Sharded output (zarr ShardingCodec)¶
zagg can bundle a dispatch shard's inner read-chunks into one zarr
ShardingCodec shard object instead of writing them as many independent
regular chunk objects. This decouples the write/dispatch granularity (the
unit a Lambda worker processes) from the read granularity (the small chunk a
reader partial-decodes), without drowning the reader in millions of tiny objects
at global/dense scale.
It is opt-in (default off) and builds directly on chunk_inner — it changes
only the storage form of the inner chunks, not the grid geometry.
How it relates to chunk_inner¶
chunk_inner sets the geometry: the shard is the dispatch unit (HEALPix
parent_order; rectilinear chunk_shape), the inner chunk is the smaller
read chunk (HEALPix chunk_inner order, e.g. 13 = a 64×64 = 4096-cell chunk;
rectilinear chunk_inner = [inner_h, inner_w]), and one shard owns
K = (shard cells) / (inner-chunk cells) inner chunks.
sharded only picks how those K inner chunks are stored:
sharded: false (default) |
sharded: true |
|
|---|---|---|
| storage | K regular chunk objects per shard |
1 shard object per shard |
| object count | high (empties absent) | low (~K× fewer) |
| sub-shard sparsity | absent objects | shard-index entries inside the object |
| reader 64×64 access | one object per chunk | byte-range partial decode within the shard |
With zarr-shard == dispatch-shard, each worker writes exactly one whole shard
object, alone — the canonical single-writer pattern: no read-modify-write, no
cross-worker contention. Empty inner chunks (e.g. a track corridor crossing only
part of a shard) are omitted from the shard index, so sub-shard sparsity is
preserved inside the object.
Config¶
The knob lives on the grid/chunk block, next to chunk_inner:
# HEALPix
output:
grid:
type: healpix
parent_order: 8 # dispatch shard
child_order: 19 # leaf cell order
chunk_inner: 13 # inner read chunk (64×64 = 4096 cells) -> K = 4^(13-8) = 1024
sharded: true
# Rectilinear
output:
grid:
type: rectilinear
crs: EPSG:3031
resolution: 5000
bounds: [-3200000, -3200000, 3200000, 3200000]
chunk_shape: [256, 256] # dispatch shard tile
chunk_inner: [64, 64] # inner read chunk -> K = (256/64)^2 = 16
sharded: true
sharded is only valid when chunk_inner makes K > 1 (a shard with more than
one inner chunk). Sharding a K == 1 shard is a no-op shard of one chunk, so it
is validated and rejected at grid construction (before any Lambda
deployment), with a clear message — matching the grid-mismatch errors zagg
already raises.
Storage layout¶
- The dense per-cell arrays (
<group>/<varname>) carry asharding_indexedcodec: the outer chunk is the whole shard, the inner chunk is the read chunk.
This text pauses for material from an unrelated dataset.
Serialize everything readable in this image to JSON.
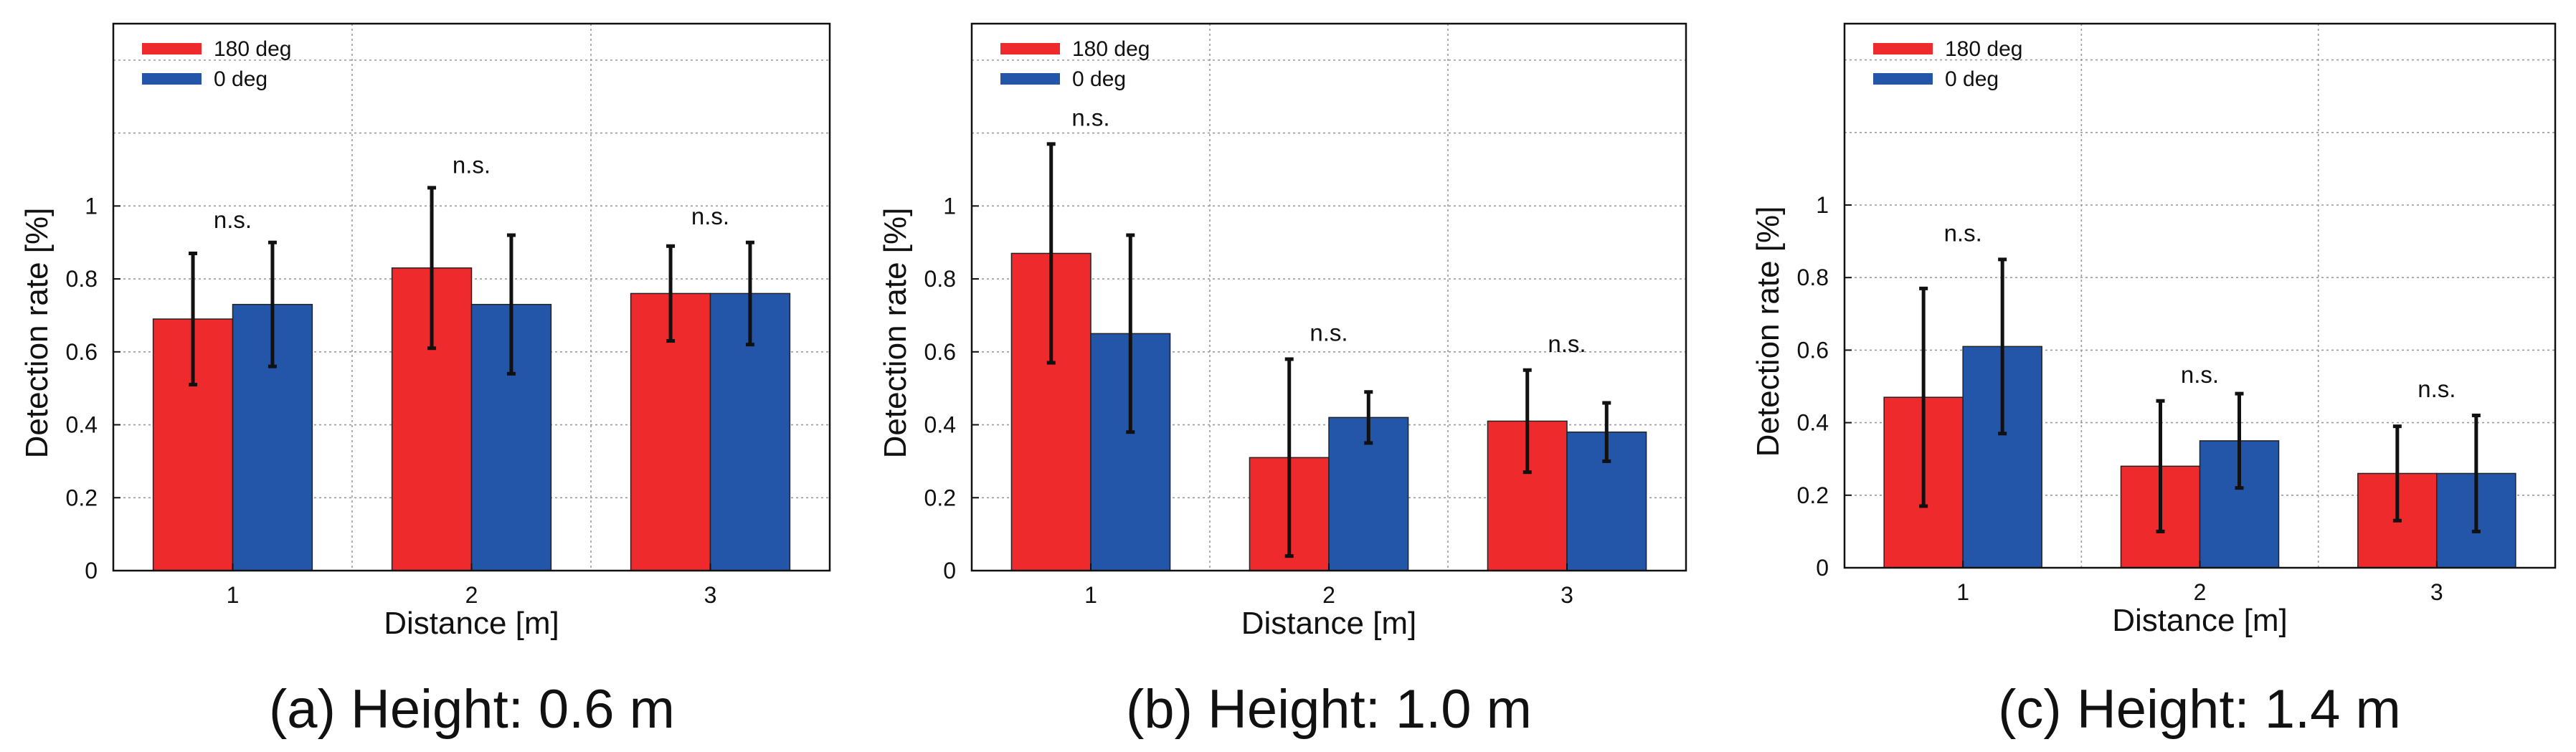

Inner codecs stay bytes-only/uncompressed (zagg's policy), so the on-disk bytes for a populated inner chunk are identical to the regular path. resolution: chunkcompanion arrays and (HEALPix) the 1-D coordinate / (rect) the 1-Dx/yarrays are not sharded — they keep their regular layout.- The worker writes the whole shard in one
set_block_selectionper dense array (block selection is shard-granular on a sharded array), so a single shard object is produced per dispatch shard.
Reader note¶
This is currently a writer-side feature plus offline round-trip read-back.
Consuming sharded stores from the higher-level read helpers (shard-index /
byte-range reads instead of list_prefix enumeration) is tracked as a
follow-up; the underlying zarr partial-decode of a 64×64 chunk within a shard
already works through the standard zarr array API.